Wind power gets shellacked as well. For those environmentalists, such as Amory Lovins, who believe “Wind Farms” are going to become a significant energy source, they are full of hot air. According to the Royal Society of Engineers 2004 report, onshore European wind energy is two and a half times, and offshore wind energy over three times, more expensive per kilowatt hour than gas or nuclear energy. Denmark, which pioneered wind farms, is regretting the decision. Niels Gram of the Danish Federation of Industries said, “In green terms windmills are a mistake and economically make no sense… Many of us thought wind was the 100-percent solution for the future, but we were wrong.

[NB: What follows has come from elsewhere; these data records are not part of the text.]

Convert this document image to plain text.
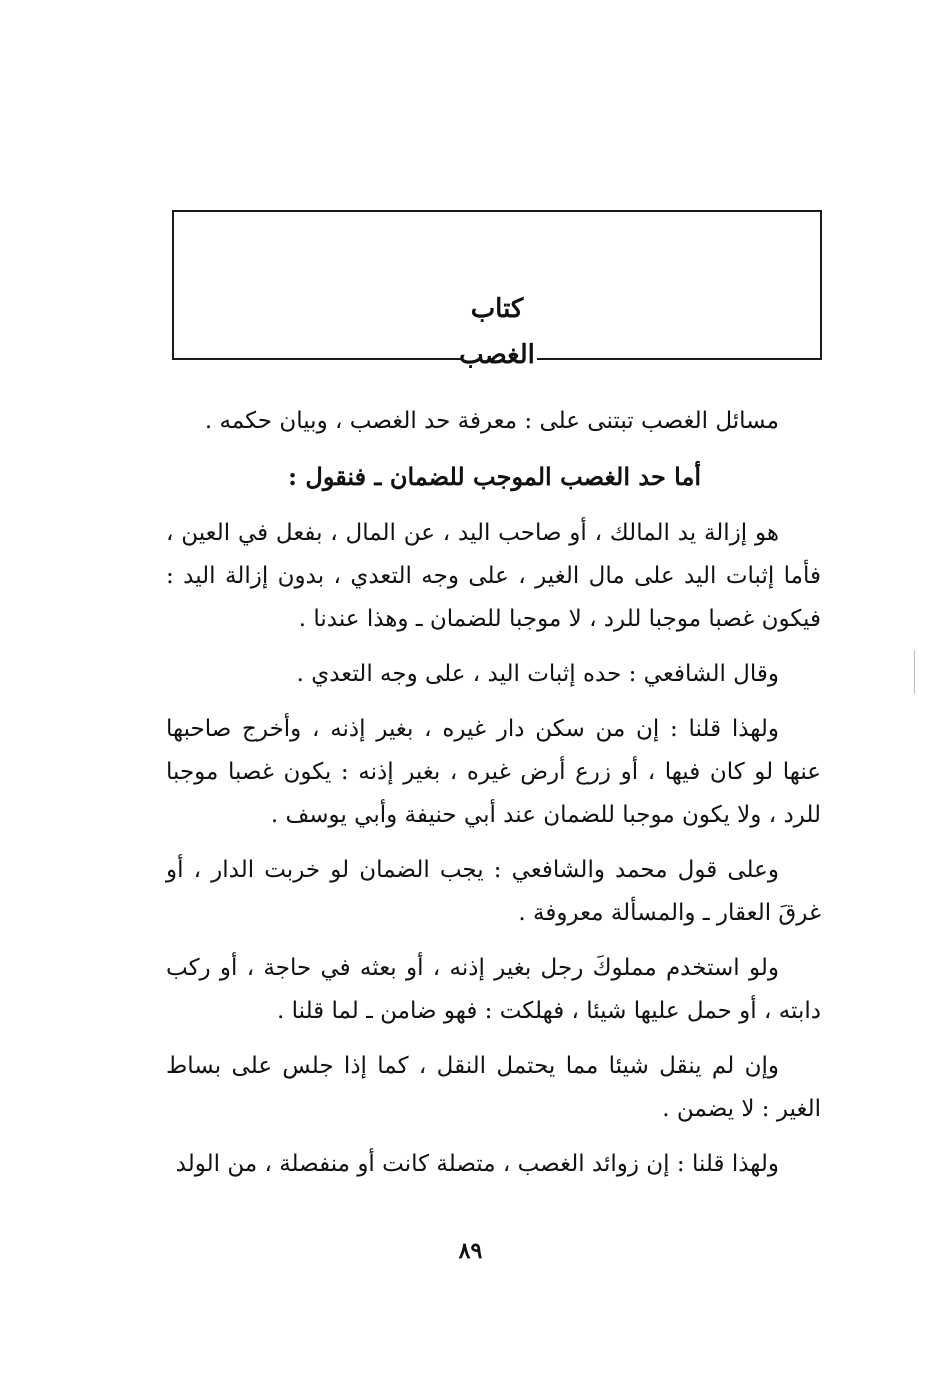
كتاب
الغصب

مسائل الغصب تبتنى على : معرفة حد الغصب ، وبيان حكمه .

أما حد الغصب الموجب للضمان ـ فنقول :

هو إزالة يد المالك ، أو صاحب اليد ، عن المال ، بفعل في العين ، فأما إثبات اليد على مال الغير ، على وجه التعدي ، بدون إزالة اليد : فيكون غصبا موجبا للرد ، لا موجبا للضمان ـ وهذا عندنا .

وقال الشافعي : حده إثبات اليد ، على وجه التعدي .

ولهذا قلنا : إن من سكن دار غيره ، بغير إذنه ، وأخرج صاحبها عنها لو كان فيها ، أو زرع أرض غيره ، بغير إذنه : يكون غصبا موجبا للرد ، ولا يكون موجبا للضمان عند أبي حنيفة وأبي يوسف .

وعلى قول محمد والشافعي : يجب الضمان لو خربت الدار ، أو غرقَ العقار ـ والمسألة معروفة .

ولو استخدم مملوكَ رجل بغير إذنه ، أو بعثه في حاجة ، أو ركب دابته ، أو حمل عليها شيئا ، فهلكت : فهو ضامن ـ لما قلنا .

وإن لم ينقل شيئا مما يحتمل النقل ، كما إذا جلس على بساط الغير : لا يضمن .

ولهذا قلنا : إن زوائد الغصب ، متصلة كانت أو منفصلة ، من الولد

٨٩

In fact, taking all energy needs into account it is only a 3 percent solution.” Lovelock writes, “To supply the UK’s present electricity needs would require 276,000 wind generators, about three per square mile, if national parks, urban, suburban and industrial areas are excluded… at best, energy is available from wind turbines only 25 percent of the time.” German environmentalists, who have recently led the charge for Wind Power, should reconsider. Lovelock writes, “The most recent report from Germany put wind energy as available only 16 percent of the time.”

Surely, solar power must be the answer, right? Wrong! Lovelock writes, “Solar cells are not yet suitable for supplying electricity directly to homes or workplaces, mostly because, despite over thirty years of development, they are quite expensive to make. At the Centre for Alternative Technology in Wales there is an experimental house with a roof made almost entirely of silicon photocells. In summer it provides about three kilowatts of electricity, but the cost of installation was comparable with the house itself, and the expected life of the cells is about ten years. Sunlight, like wind, is intermittent and would, without efficient storage, be an inconvenient energy source at these latitudes.”

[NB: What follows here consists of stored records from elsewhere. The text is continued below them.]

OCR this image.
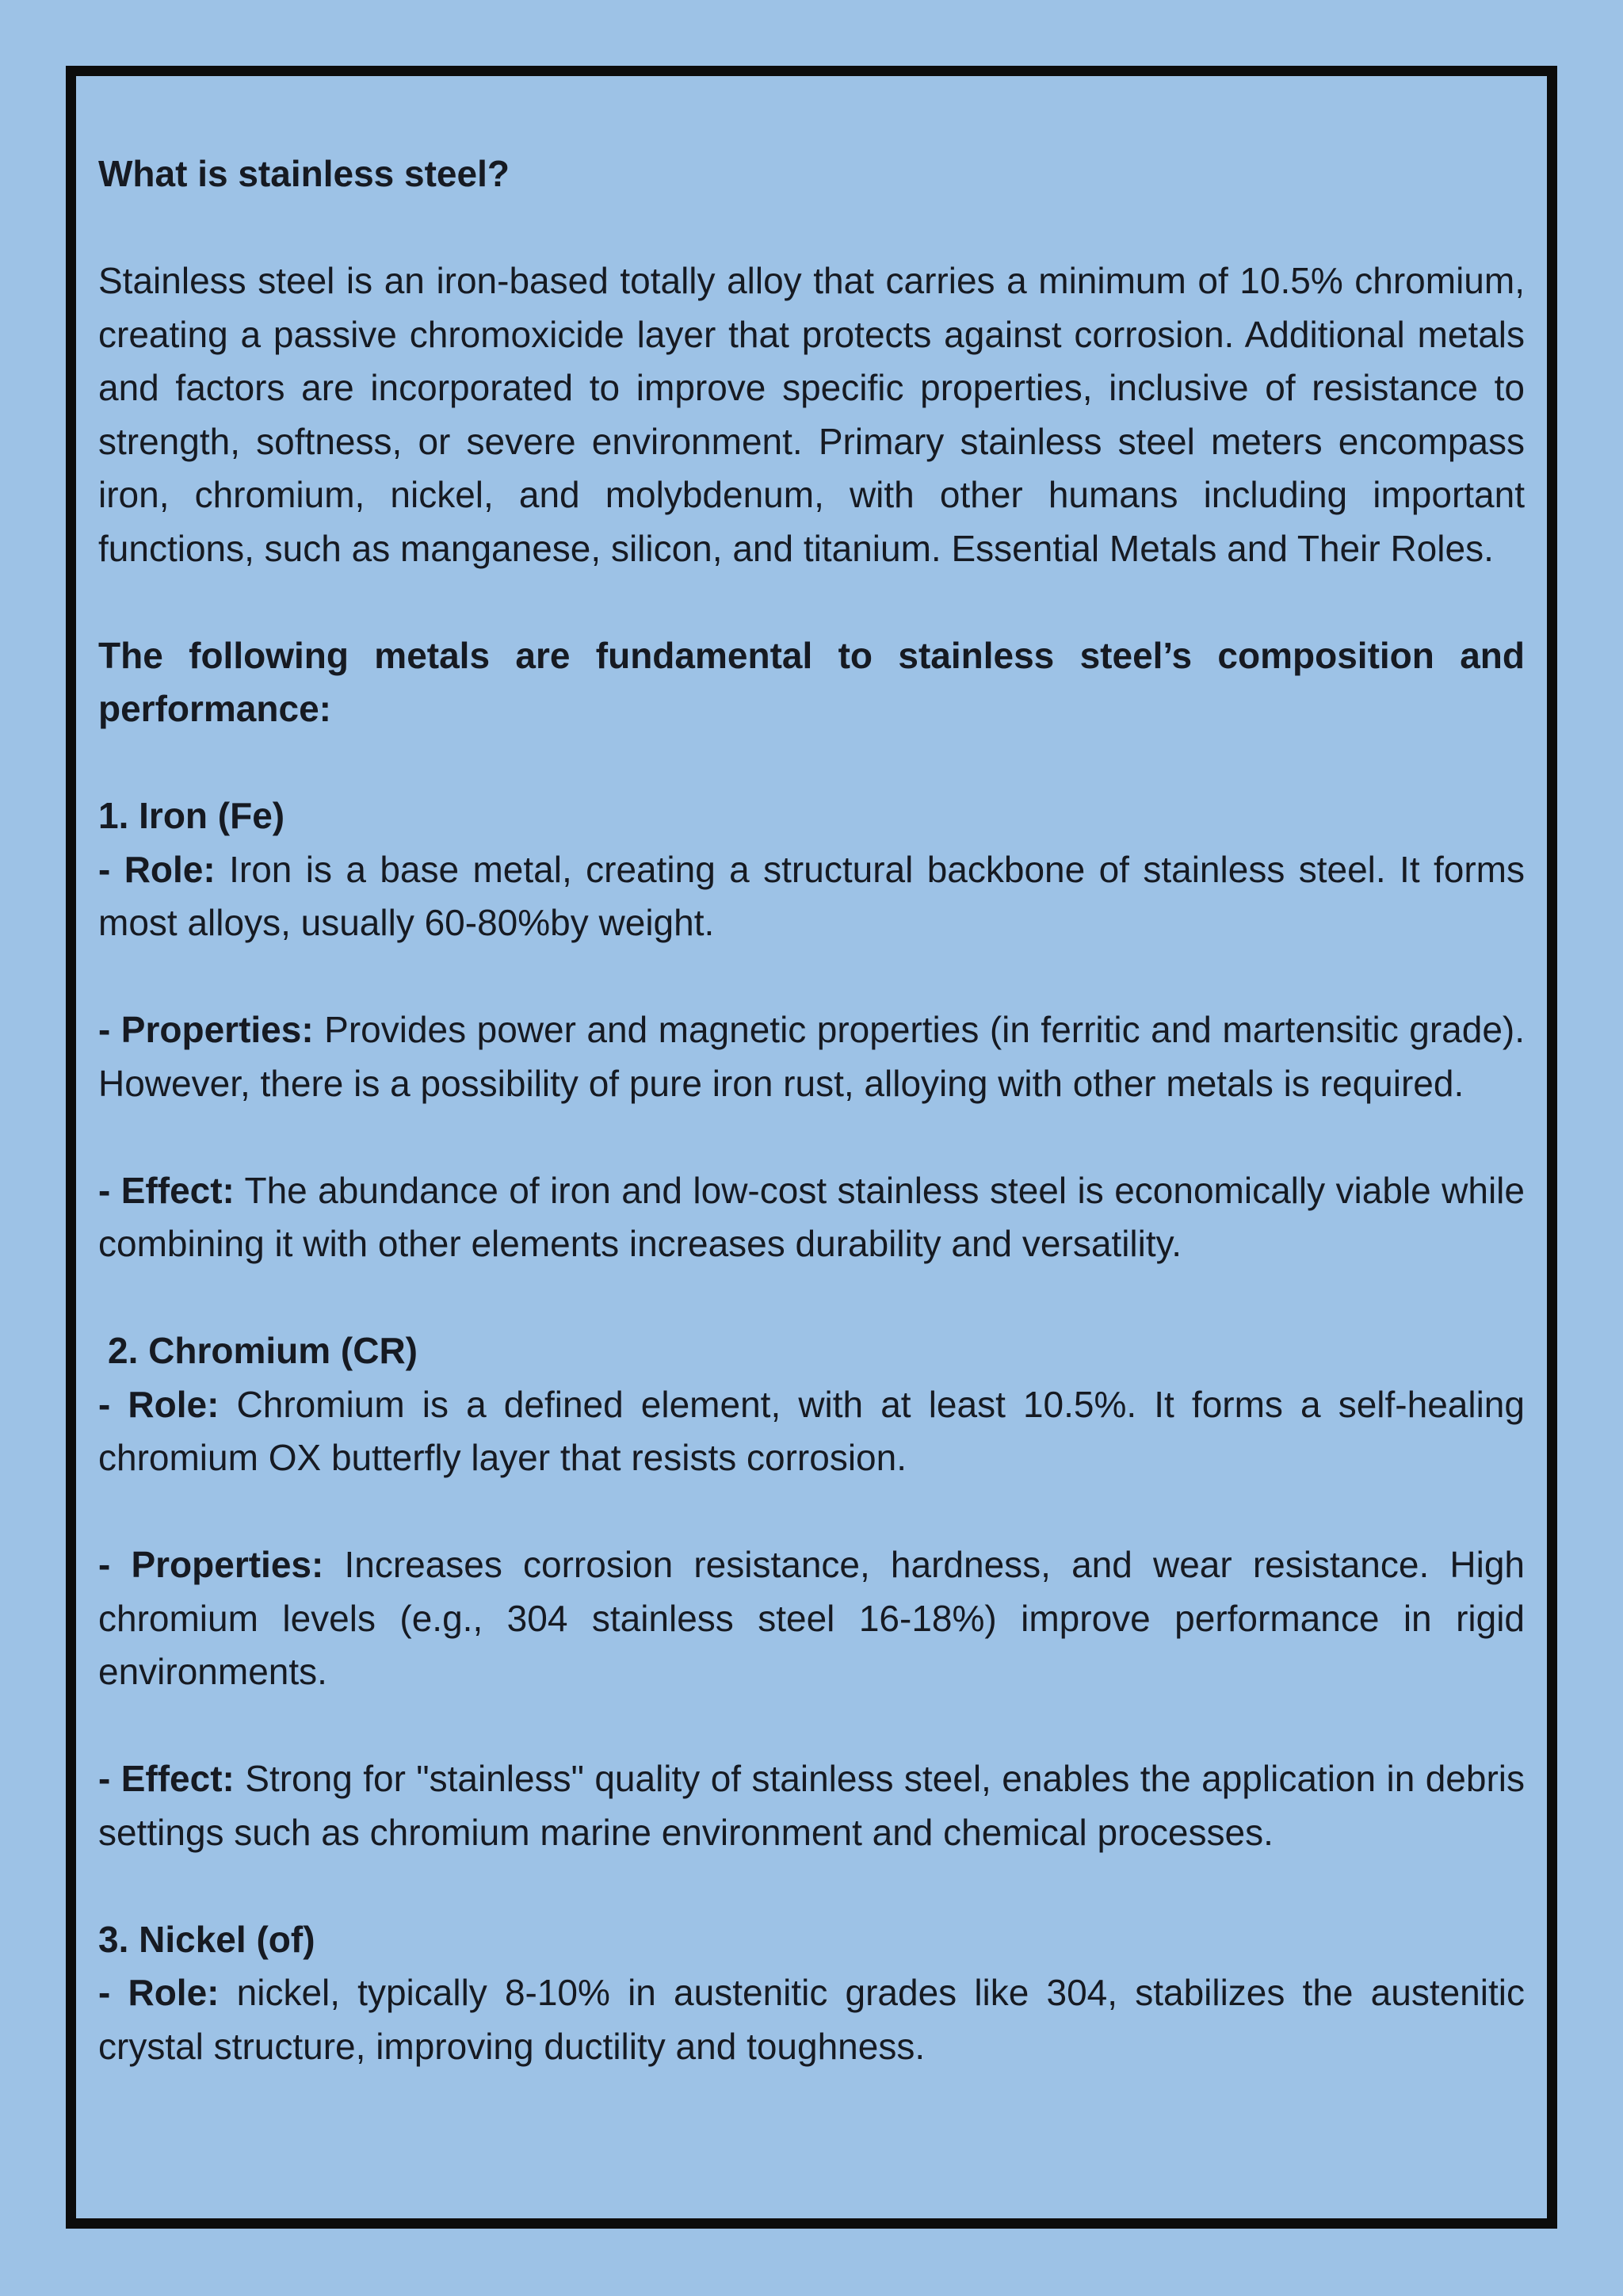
What is stainless steel?

Stainless steel is an iron-based totally alloy that carries a minimum of 10.5% chromium, creating a passive chromoxicide layer that protects against corrosion. Additional metals and factors are incorporated to improve specific properties, inclusive of resistance to strength, softness, or severe environment. Primary stainless steel meters encompass iron, chromium, nickel, and molybdenum, with other humans including important functions, such as manganese, silicon, and titanium. Essential Metals and Their Roles.

The following metals are fundamental to stainless steel’s composition and performance:

1. Iron (Fe)

- Role: Iron is a base metal, creating a structural backbone of stainless steel. It forms most alloys, usually 60-80%by weight.

- Properties: Provides power and magnetic properties (in ferritic and martensitic grade). However, there is a possibility of pure iron rust, alloying with other metals is required.

- Effect: The abundance of iron and low-cost stainless steel is economically viable while combining it with other elements increases durability and versatility.

2. Chromium (CR)

- Role: Chromium is a defined element, with at least 10.5%. It forms a self-healing chromium OX butterfly layer that resists corrosion.

- Properties: Increases corrosion resistance, hardness, and wear resistance. High chromium levels (e.g., 304 stainless steel 16-18%) improve performance in rigid environments.

- Effect: Strong for "stainless" quality of stainless steel, enables the application in debris settings such as chromium marine environment and chemical processes.

3. Nickel (of)

- Role: nickel, typically 8-10% in austenitic grades like 304, stabilizes the austenitic crystal structure, improving ductility and toughness.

Solar and wind power were just two of the many energy sources Lovelock sends to the dumpster. Wave and tidal energy, hydro-electricity, hydrogen, fusion energy, coal and oil and natural gas all suffer similar consequences under Dr. Lovelock’s scientific microscope. Geothermal gets a partial endorsement, but Lovelock writes, “Unfortunately there are few places where it is freely available. Iceland is one of them, and it draws a large part of its energy needs from this source.” How many of you know that, while natural gas could cut carbon dioxide emissions by half, if used ubiquitously, some of the natural gas leaks into the air before it burnt? According to the Society of Chemical Industry’s report (2004), this amounts to about 2 to 4 percent of the gas used. Methane, the main constituent of natural gas is 24 times more potent a greenhouse gas than carbon dioxide.

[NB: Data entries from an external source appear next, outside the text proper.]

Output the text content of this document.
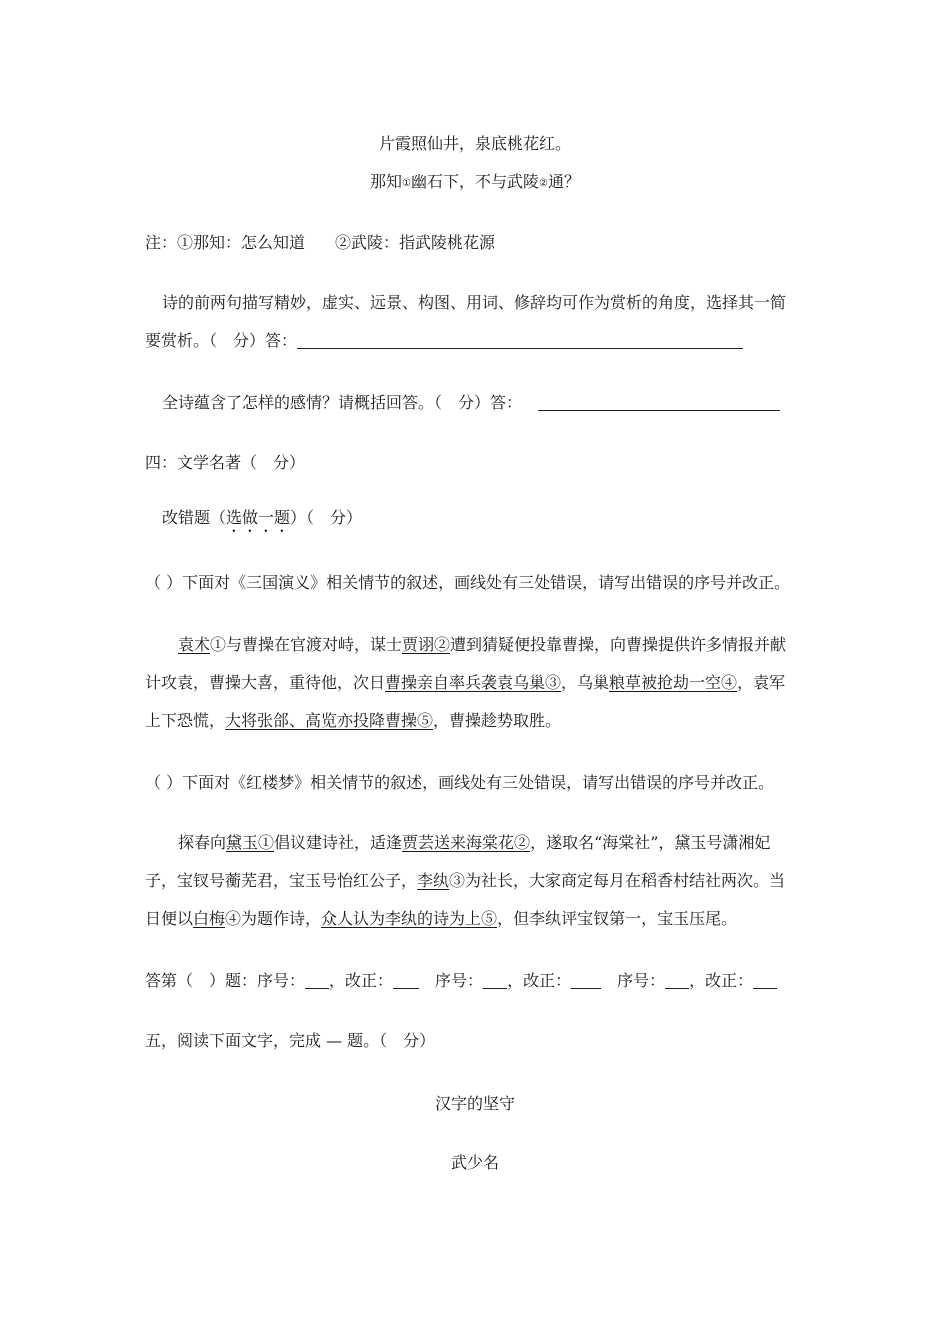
片霞照仙井，泉底桃花红。
那知①幽石下，不与武陵②通？
注：①那知：怎么知道 ②武陵：指武陵桃花源
诗的前两句描写精妙，虚实、远景、构图、用词、修辞均可作为赏析的角度，选择其一简
要赏析。（　分）答：
全诗蕴含了怎样的感情？请概括回答。（　分）答：
四：文学名著（　分）
改错题（选做一题）（　分）
（ ）下面对《三国演义》相关情节的叙述，画线处有三处错误，请写出错误的序号并改正。
袁术①与曹操在官渡对峙，谋士贾诩②遭到猜疑便投靠曹操，向曹操提供许多情报并献
计攻袁，曹操大喜，重待他，次日曹操亲自率兵袭袁乌巢③，乌巢粮草被抢劫一空④，袁军
上下恐慌，大将张郃、高览亦投降曹操⑤，曹操趁势取胜。
（ ）下面对《红楼梦》相关情节的叙述，画线处有三处错误，请写出错误的序号并改正。
探春向黛玉①倡议建诗社，适逢贾芸送来海棠花②，遂取名“海棠社”，黛玉号潇湘妃
子，宝钗号蘅芜君，宝玉号怡红公子，李纨③为社长，大家商定每月在稻香村结社两次。当
日便以白梅④为题作诗，众人认为李纨的诗为上⑤，但李纨评宝钗第一，宝玉压尾。
答第（　）题：序号： ，改正：	序号： ，改正：	序号： ，改正：
五，阅读下面文字，完成 — 题。（　分）
汉字的坚守
武少名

James Lovelock’s Conclusion on Nuclear Energy

How does James Lovelock feel about nuclear energy? “I believe nuclear power is the only source of energy that will satisfy our demands and yet not be a hazard to Gaia and interfere with its capacity to sustain a comfortable climate and atmospheric composition. This is mainly because nuclear reactions are millions of times more energetic than chemical reactions. The most energy available from a chemical reaction, such as burning carbon in oxygen, is about nine kilowatt hours per kilogram. The nuclear fusion of hydrogen atoms to form helium gives several million times as much, and the energy from splitting uranium is greater still.”

Through his book, Lovelock reminds us that nuclear power is the single answer for this century, “We need emission-free energy sources immediately, and there is no serious contender to nuclear fission.”

Lovelock addresses Three Mile Island, Chernobyl, nuclear testing in the 1960s, and many other events over the past fifty years, as nuclear energy has developed. If you wondered about radiation and cancer, Lovelock answers that as well. You may leap up, after reading those pages, and start faxing them off to every environmentalist group you can contact. It may be the most definitive analysis of the disconnect the media and the greens have about nuclear energy and its impact on our health that you have ever read. Lovelock concludes, “The persistent distortion of the truth about the health risks of nuclear energy should make us wonder if the other statements about nuclear energy are equally flawed.”